Re: Why DOCTYPE Declarations for XHTML?

> [The ArchForms syntax machinery can be forbidding;)  The key is that the
> *document type* - that which allows "a UA to distinguish between one type
> of markup and another" - is in a notation declaration: the public text
> class is NOTATION in the FPI.  So, basically what we need is to declare
> something like <!DOCUMENT PUBLIC "-//W3C//NOTATION XHTML 1.1//EN"> to say
> what we mean.  Unfortunately, we have no standardized way to declare such
> a *notation* directly.  Like HyTime, the XHTML spec could provisionally
> "standardize" a processing instruction for this, but my impression is
> that a FPI for a declaration subset - e.g. "-//W3C//DTD XHTML 1.1//EN" -
> is to be pressed into double duty.]
> 
> > The object of XML / XHTML should be IMHO to learn from HTML's
> > mistakes, and move onward, not repeat HTML's mistakes.
> 
> I couldn't agree more strongly.

Nor could I.

I appreciate what Murray is trying to do and I completely understand his
intent, but it is misguided and will only lead to pain. It is not
necessary for the XHTML user community to understand the subtlty of my
argument in order to use some mechanism other than DOCTYPE declarations.
It is only required that XHTML do the appropriate thing.
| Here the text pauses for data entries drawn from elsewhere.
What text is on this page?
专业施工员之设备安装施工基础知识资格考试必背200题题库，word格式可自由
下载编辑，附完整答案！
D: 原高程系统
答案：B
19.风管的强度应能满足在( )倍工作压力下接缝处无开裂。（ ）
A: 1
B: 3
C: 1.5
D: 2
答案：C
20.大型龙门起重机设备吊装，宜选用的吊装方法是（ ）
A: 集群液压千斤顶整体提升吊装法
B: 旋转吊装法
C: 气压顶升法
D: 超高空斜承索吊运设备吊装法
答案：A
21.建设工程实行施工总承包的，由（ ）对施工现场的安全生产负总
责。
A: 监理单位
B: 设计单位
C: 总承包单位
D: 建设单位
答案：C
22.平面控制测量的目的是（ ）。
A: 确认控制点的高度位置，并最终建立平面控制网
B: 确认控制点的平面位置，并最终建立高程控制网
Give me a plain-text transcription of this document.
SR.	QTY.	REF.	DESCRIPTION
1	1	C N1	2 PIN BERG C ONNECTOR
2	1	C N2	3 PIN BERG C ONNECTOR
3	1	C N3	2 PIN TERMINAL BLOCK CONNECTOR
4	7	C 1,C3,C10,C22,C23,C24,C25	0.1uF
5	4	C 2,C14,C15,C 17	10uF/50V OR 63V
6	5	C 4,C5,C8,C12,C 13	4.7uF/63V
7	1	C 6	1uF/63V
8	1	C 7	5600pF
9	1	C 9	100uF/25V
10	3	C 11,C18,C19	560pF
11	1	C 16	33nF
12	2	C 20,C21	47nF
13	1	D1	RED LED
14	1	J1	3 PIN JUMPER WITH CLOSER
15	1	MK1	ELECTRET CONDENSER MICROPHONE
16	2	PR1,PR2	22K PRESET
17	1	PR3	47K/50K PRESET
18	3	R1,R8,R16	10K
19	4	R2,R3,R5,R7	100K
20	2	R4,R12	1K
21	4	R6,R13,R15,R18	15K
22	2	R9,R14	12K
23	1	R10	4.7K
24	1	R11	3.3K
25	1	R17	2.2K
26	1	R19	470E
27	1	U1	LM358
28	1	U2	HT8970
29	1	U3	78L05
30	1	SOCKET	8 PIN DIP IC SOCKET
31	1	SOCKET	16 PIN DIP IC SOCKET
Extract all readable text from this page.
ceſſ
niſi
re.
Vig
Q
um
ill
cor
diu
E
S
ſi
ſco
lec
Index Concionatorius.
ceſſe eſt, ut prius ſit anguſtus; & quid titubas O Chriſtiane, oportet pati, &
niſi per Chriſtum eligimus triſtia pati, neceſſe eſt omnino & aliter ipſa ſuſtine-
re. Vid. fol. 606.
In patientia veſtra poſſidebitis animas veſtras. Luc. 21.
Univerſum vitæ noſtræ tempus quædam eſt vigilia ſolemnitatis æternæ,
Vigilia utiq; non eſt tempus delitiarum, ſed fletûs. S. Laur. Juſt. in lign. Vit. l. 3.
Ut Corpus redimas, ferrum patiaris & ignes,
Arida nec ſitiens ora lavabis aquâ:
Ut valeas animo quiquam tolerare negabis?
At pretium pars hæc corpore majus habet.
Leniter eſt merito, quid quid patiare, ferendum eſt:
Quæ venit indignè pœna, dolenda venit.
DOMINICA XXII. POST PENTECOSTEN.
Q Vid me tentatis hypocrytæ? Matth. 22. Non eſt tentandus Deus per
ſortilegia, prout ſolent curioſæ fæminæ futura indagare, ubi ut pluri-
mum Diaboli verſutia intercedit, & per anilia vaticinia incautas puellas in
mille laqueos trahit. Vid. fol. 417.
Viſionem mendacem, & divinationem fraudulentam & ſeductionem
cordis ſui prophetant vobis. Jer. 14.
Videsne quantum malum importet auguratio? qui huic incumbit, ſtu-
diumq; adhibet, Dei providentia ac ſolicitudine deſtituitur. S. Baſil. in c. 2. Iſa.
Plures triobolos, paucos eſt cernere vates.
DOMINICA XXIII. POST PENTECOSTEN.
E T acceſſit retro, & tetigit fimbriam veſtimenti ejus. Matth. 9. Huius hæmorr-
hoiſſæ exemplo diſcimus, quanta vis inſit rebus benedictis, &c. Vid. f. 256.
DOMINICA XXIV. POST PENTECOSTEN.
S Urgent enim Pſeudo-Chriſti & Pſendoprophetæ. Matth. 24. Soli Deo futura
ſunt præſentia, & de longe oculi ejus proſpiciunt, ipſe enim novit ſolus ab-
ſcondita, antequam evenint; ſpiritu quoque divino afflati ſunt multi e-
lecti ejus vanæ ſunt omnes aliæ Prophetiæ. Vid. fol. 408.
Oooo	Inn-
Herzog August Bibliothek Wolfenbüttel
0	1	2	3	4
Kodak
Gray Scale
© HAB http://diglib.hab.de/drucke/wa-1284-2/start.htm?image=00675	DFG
Why should XHTML require the the feature of SGML that XML correctly
worked so hard to eliminate (DOCTYPE declarations) when the use of it is
not reliable as a way to define types, for all the reasons I've stated
many times?

There exist at least two standardized facilities for unambiguously
binding documents to their types: architecture use declaration PIs as
defined in ISO/IEC 10744:1997 (as ammended) and name-space declarations
coupled with normative meanings in their governing specs (i.e., as done
for XLink).  XHTML could use either of these or, as Arjun points out,
trivially define a purpose-built PI. It also seems likely that the XML
Schema group will at some point realize it needs a similar type of
declaration and provide it.

The advantage of the PI is that it does not require a DOCTYPE
declaration yet still enables validation because any processor can still
apply the XHTML DTD to the document *as though it had declared it as its
syntatic DOCTYPE declaration (this is essentially what the 10744
architecture mechanism does).

I think it would be a serious mistake for XHTML, probably the most
important standardized XML application, to require thte use of DOCTYPE
declarations to define types. It would not serve XHTML well and it would
serve to institutionalize what could be the worst single bad practice
the SGML and XML community suffers under.